Pernah Rasulullah saw berkata dalam khutbahnya: 'Mengapa orang mengatakan bahwa kekerabatanku tidak berguna di hari kiamat?! Sesungguhnya kekerabatanku itu tersambung baik di dunia maupun di akhirat'.
Umar bin Khattab telah melamar Umi Kulsum untuk dirinya dari ayahnya Ali bin Abi Thalib. Ketika itu Ali menjawab bahwa puterinya itu masih terlalu kecil dan juga sudah dipersiapkan buat calon isteri putra saudaranya, Ja'far. Namun Umar bersikeras hendak menyuntingnya juga, ia naik ke atas mimbar dan berkata: 'Saudara-saudara, demi Allah, tidak ada yang mendorongku memaksa Ali dalam perkara putrinya itu, melainkan bahwa aku pernah mendengar Nabi saw bersabda: Semua sebab, nasab dan periparan terputus pada hari kiamat kelak, kecuali sababku, nasabku dan periparanku!. Dan akhirnya Ali menikahkan putrinya itu dengan Umar. Dari perkawinan tersebut, lahir seorang putra yang diberi nama Zaid, dan meninggal setelah dewasa.

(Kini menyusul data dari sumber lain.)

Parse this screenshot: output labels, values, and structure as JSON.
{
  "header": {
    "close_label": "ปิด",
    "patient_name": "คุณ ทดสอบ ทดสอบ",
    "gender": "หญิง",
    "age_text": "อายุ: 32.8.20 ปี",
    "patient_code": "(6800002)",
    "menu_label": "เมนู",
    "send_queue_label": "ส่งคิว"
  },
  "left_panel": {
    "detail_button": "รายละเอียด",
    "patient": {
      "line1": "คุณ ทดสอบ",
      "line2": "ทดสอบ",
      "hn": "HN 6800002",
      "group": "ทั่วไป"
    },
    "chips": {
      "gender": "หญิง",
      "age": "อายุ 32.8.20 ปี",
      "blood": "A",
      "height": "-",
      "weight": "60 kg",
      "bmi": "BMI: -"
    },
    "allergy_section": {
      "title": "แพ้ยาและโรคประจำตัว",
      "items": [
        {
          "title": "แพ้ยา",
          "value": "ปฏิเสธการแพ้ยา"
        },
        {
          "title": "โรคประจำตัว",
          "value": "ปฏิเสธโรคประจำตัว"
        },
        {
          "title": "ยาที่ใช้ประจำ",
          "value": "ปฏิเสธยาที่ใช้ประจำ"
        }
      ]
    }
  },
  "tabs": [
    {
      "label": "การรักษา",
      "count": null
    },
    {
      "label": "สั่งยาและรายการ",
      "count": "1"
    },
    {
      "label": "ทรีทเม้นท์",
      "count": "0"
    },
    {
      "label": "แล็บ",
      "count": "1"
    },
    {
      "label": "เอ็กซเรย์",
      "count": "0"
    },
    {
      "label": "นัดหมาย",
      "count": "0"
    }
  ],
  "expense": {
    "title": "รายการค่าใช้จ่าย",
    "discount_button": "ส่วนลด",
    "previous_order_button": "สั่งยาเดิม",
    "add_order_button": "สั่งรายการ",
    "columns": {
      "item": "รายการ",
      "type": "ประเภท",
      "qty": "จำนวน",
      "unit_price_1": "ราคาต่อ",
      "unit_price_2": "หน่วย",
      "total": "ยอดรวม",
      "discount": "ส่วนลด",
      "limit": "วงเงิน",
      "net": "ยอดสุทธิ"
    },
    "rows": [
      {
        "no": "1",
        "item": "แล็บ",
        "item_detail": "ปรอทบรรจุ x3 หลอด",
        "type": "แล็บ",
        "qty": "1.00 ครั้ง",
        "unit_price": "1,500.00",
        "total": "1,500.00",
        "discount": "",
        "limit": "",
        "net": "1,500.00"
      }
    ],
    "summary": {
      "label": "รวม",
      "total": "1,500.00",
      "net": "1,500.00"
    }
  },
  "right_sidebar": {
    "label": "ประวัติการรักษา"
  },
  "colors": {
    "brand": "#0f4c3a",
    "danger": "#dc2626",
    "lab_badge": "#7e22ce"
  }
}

Semua hadits yang menyebutkan manfaat kekerabatan dengan Rasulullah di atas tidaklah menafi'kan hadis-hadis lain yang menganjurkan ahlul bait beliau agar takut dan taat kepada Allah swt, dan bahwa yang dekat dengan beliau pada hari kiamat kelak hanyalah dengan takwa dan bahwa beliau tidak berdaya apa-apa bagi mereka dari kekuasaan Allah swt. Seperti yang disebutkan dalam hadits sahih, ketika turun firman Allah swt dalam surat al-Syu'ara ayat 214:
وَأَنْذِرْ عَشِيْرَتَكَ الأَقْرَبِيْنَ
"Dan berilah peringatan kepada kerabat-kerabatmu yang terdekat"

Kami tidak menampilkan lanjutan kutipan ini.